Vor 20 Jahren hat er in seiner Heimatstadt Bernburg mit dem Rudern begonnen, jetzt beendet Maximilian Planer seine Karriere, als dreifacher Europameister und zweifacher Weltmeister im Deutschland-Achter sowie als Olympia-Teilnehmer, zweifacher EM-Bronze-Gewinner und Weltcup-Sieger im Vierer ohne Steuermann. Auch über den Bootsrand hinaus war der 30-Jährige immer ein wichtiger Motivator und Innovator, der das Team Deutschland-Achter auf vielfältige Weise vorangebracht hat. Zum Abschluss seiner beeindruckenden Ruderlaufbahn übernehmen einige seiner Weggefährten das Wort.

Seit 2013 ist Maximilian Planer ein fester Bestandteil des Team Deutschland-Achter, schon lange vorher hat er Felix Wimberger kennengelernt.

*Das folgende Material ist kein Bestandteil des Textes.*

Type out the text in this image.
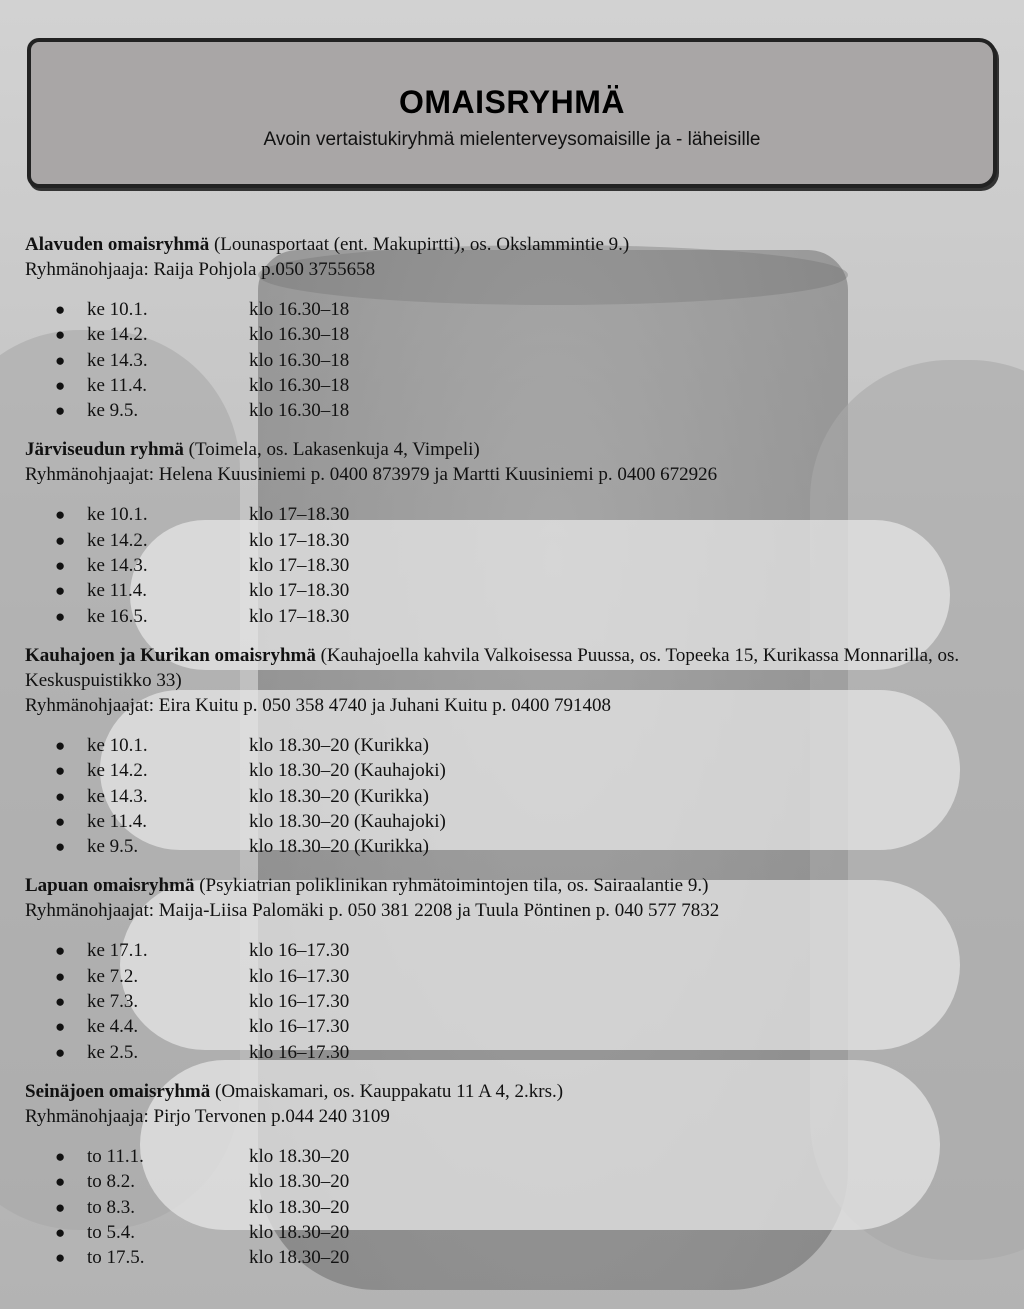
OMAISRYHMÄ
Avoin vertaistukiryhmä mielenterveysomaisille ja - läheisille
Alavuden omaisryhmä (Lounasportaat (ent. Makupirtti), os. Okslammintie 9.)
Ryhmänohjaaja: Raija Pohjola p.050 3755658
● ke 10.1.	klo 16.30–18
● ke 14.2.	klo 16.30–18
● ke 14.3.	klo 16.30–18
● ke 11.4.	klo 16.30–18
● ke 9.5.	klo 16.30–18
Järviseudun ryhmä (Toimela, os. Lakasenkuja 4, Vimpeli)
Ryhmänohjaajat: Helena Kuusiniemi p. 0400 873979 ja Martti Kuusiniemi p. 0400 672926
● ke 10.1.	klo 17–18.30
● ke 14.2.	klo 17–18.30
● ke 14.3.	klo 17–18.30
● ke 11.4.	klo 17–18.30
● ke 16.5.	klo 17–18.30
Kauhajoen ja Kurikan omaisryhmä (Kauhajoella kahvila Valkoisessa Puussa, os. Topeeka 15, Kurikassa Monnarilla, os. Keskuspuistikko 33)
Ryhmänohjaajat: Eira Kuitu p. 050 358 4740 ja Juhani Kuitu p. 0400 791408
● ke 10.1.	klo 18.30–20 (Kurikka)
● ke 14.2.	klo 18.30–20 (Kauhajoki)
● ke 14.3.	klo 18.30–20 (Kurikka)
● ke 11.4.	klo 18.30–20 (Kauhajoki)
● ke 9.5.	klo 18.30–20 (Kurikka)
Lapuan omaisryhmä (Psykiatrian poliklinikan ryhmätoimintojen tila, os. Sairaalantie 9.)
Ryhmänohjaajat: Maija-Liisa Palomäki p. 050 381 2208 ja Tuula Pöntinen p. 040 577 7832
● ke 17.1.	klo 16–17.30
● ke 7.2.	klo 16–17.30
● ke 7.3.	klo 16–17.30
● ke 4.4.	klo 16–17.30
● ke 2.5.	klo 16–17.30
Seinäjoen omaisryhmä (Omaiskamari, os. Kauppakatu 11 A 4, 2.krs.)
Ryhmänohjaaja: Pirjo Tervonen p.044 240 3109
● to 11.1.	klo 18.30–20
● to 8.2.	klo 18.30–20
● to 8.3.	klo 18.30–20
● to 5.4.	klo 18.30–20
● to 17.5.	klo 18.30–20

Gemeinsam wurden sie 2008 Junioren-Weltmeister im Achter, bildeten bis zuletzt acht Jahre lang durchgängig, mit nur einer kurzen Unterbrechung, zusammen einen der besten Zweier Deutschlands und schafften 2014 gemeinsam erstmals den Sprung in den Deutschland-Achter, wo sie gleich Europameister und WM-Zweiter wurden.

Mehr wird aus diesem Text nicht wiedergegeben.